On Mon, Jun 28, 2021, at 5:30 PM, Olle Härstedt wrote:

> Mm. Assoc arrays are by now known to be not so good. I hope...

There are millions of PHP sites build on anonymous arrays today.

> OCaml is strictly evaluated, not lazy like Haskell. So the order might
> matter, dunno, I don't use this operator often. :) My point was mostly
> that it's very easy to add in OCaml - just one line. And as in
> Haskell, you can define operators in your modules. Similarly, in PHP
> it's easy to do super-dynamic stuff like "new $someclass", which is
> not remotely possible in FP (good or bad, depending on your religion).
> 
> Adding a new pipe keyword is like the list() keyword, kind of.

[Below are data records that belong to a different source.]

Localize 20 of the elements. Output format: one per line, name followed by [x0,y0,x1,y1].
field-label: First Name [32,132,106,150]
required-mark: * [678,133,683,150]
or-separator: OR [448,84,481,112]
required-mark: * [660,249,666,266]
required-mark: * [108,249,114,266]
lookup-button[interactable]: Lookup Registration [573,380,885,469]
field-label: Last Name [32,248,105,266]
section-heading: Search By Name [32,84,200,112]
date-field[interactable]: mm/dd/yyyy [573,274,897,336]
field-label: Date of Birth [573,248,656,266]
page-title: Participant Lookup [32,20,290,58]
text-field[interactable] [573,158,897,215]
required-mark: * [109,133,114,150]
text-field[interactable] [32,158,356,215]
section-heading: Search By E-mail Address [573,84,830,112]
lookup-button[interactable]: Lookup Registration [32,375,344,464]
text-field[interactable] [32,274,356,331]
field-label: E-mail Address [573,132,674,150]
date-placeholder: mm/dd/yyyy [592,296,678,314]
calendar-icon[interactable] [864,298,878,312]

A bad
> idea, haha. But I think all stones can be turned, if this RFC now gets
> a no. :/
> 
> Would a slimmed down version have more support? How about removing the
> variadic operator, and let the user manually add the lambda for those
> cases? Could reduce the complexity while still covering maybe 80% of
> the use-cases? Same with removing support for named arguments. So '?'
> would only be a short-cut to get rid of boilerplate like `$strlen =
> fn($x) => strlen($x)`.

I talked with Joe about this, and the answer is no.  Most of the complexity 
comes from the initial "this is a function call, oops no, it's a partial call 
so we switch to doing that instead", which ends up interacting with the engine 
in a lot of different places.  Once you've done that, supporting one 
placeholder or multiple, variadics or not, etc. is only a small incremental 
increase in complexity.

> > Overall, I really don't like the idea of special-casing pipes to change what
> > symbol table gets looked up.
> 
> Still wondering if this could be a per-file or per-library setting
> somehow, to opt-in into pipe behaviour when so desired. Or rather, to
> opt-in into this or that behaviour needed to do more idiomatic pipe.
> 
> Here's one boilerplaty pipe:

*snip*

We're in the pipe thread here, not PFA. :-)  And really, you're solving the 
wrong problem.  Pipes are trivial.  They're only clunky because of PHP's lack 
of decent callable syntax.  PFA gives us that, but the engine makes the 
implementation more complex than it seems like at first glance.

Trying to come up with complex workarounds to make pipes pretty without helping 
anything else is a fool's errand, especially when we have a working PFA RFC 
that's about to end voting.  (And right now is losing by a very slim margin, 
but could pass if a few people change their minds.)

Aside from something like Nikita's ...-only function reference RFC, which only 
handles half the problem (it doesn't do anything to make multi-arg functions 
work with pipes at all), any other solution is going to end up reinventing PFA 
one way or another, or reinventing existing ugly user-space libraries. one way 
or another

I've not yet decided if I'm going to bring pipes to a vote if PFA doesn't pass. 
 I'm tempted to, but it would require rewriting all the RFC text back to the 
uglier version without PFA, and yeah, it's not going to look as pretty.  And 
the main pushback a year ago when I first brought it up was "PFA first, please, 
so the callable syntax isn't ugly."  And... here we are.